Regional president, Ximo Puig, made the announcement during the General Policy Debate in Les Corts, the Valencian parliament, on Tuesday. The measure will benefit around one and a half million Valencians and will be in place until 31 December. Puig said that, compared to last year’s prices, it meant a saving of 135 euros per young person and stressed that it would help families struggling from rising prices, as well as the region’s youngest workers.
The measure comes just weeks after the regional government introduced a 30% discount on season tickets and multi-trip tickets for all users of public transport. The 30% discount has been in place since 1 September and will remain until 31 December 2022, although any tickets bought and not used before that day will be valid until 31 January. Individual single and return tickets are not included.

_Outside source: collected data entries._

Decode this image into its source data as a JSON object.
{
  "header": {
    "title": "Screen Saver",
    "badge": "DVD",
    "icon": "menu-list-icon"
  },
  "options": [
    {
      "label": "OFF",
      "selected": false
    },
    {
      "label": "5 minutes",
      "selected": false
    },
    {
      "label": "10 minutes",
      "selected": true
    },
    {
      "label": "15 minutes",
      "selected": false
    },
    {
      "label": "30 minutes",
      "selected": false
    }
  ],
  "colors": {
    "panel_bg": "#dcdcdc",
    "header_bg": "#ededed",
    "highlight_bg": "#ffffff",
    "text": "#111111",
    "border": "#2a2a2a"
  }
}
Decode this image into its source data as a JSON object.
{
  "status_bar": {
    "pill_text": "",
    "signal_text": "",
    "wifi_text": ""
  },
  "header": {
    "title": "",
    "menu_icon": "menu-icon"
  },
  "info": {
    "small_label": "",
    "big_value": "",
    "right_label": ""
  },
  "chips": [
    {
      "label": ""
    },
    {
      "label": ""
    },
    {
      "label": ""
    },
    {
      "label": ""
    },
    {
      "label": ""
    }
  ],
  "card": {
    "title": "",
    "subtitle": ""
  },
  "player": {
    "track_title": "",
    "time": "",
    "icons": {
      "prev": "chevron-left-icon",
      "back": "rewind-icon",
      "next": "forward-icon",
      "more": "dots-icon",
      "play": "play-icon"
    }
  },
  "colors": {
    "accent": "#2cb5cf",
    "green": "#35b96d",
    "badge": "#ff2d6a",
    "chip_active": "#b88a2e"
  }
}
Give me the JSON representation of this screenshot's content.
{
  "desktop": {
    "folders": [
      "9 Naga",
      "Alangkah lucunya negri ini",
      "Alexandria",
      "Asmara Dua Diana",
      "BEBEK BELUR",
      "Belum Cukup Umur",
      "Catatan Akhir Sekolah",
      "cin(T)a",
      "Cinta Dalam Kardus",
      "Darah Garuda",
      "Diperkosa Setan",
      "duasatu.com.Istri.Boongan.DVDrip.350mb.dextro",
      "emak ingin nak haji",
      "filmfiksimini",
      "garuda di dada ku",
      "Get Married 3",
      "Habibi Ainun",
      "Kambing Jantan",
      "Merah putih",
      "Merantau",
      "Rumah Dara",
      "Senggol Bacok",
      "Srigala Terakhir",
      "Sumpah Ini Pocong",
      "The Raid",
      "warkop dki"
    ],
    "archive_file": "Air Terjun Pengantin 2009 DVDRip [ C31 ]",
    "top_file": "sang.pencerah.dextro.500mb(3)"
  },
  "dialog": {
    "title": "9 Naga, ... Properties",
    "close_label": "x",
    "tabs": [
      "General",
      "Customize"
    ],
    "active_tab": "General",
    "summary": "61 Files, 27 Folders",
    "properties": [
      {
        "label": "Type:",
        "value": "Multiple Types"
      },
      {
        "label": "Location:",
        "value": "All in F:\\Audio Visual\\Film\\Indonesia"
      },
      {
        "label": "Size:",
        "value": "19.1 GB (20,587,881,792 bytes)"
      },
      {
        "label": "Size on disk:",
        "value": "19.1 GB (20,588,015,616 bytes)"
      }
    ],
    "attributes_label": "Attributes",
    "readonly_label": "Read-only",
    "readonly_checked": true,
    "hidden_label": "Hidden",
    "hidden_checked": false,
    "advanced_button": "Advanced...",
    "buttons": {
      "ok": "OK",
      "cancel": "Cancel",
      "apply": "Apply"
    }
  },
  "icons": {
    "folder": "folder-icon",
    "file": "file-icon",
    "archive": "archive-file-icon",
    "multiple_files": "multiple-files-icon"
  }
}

Today’s offer of free public transport for the under-30s is just part of a package of financial measures unveiled by the president to help Valencians feeling the pinch during the current cost of living crisis. Puig explained that the progressive fiscal reform is aimed at helping all those with annual incomes of under 60,000 euros as well as promoting economic activity and employment.
Other measures announced include deductions for families with mortgages, a 10% increase in the amount exempt from taxation, new personal income tax brackets adapted to the current situation and an increase in the amount and beneficiaries of all existing deductions.
Measures will also be brought in to support industrial sectors that are having the hardest time and, in particular, ceramics, in order to supplement the Government’s aid to the gas-intensive sector up to the limit set by the EU.
A Valencian Forestry Cooperation Fund, of 50 million euros, will be created, and measures will be implemented to strengthen job creation, health, education, social care and access to housing.
Announcing the new measures, Puig told the parliament: “While some lower taxes for the richest, here we help the majority of society make ends meet” because “if the aim is social justice, the road to get there is called fiscal justice.”
Spokesperson for the opposition PP (Popular Party), María José Catalá was, as expected, critical of the president’s proposals, saying that Puig had “only lowered taxes because of pressure from PP and fear of the ballot boxes”, referring to the elections in the spring next year.
She said that Valencians had “an incoherent president” who didn’t walk down the street and that if he did, people would tell him that “electricity costs three times more than a year ago”, the price of an average “shopping basket is skyrocketing”, it is “almost impossible to rent a house”, the region has “the worst deficit in Spain only behind Navarra” and that inflation in Valencia is “above average”.
In rather optimistic fashion, Catalá indicated this year’s debate would be the last for both of them, “His as president and mine as spokesperson,” she said, before pointing out that Valencia PP president Carlos Mazón would take his place and she would be the mayor of Valencia.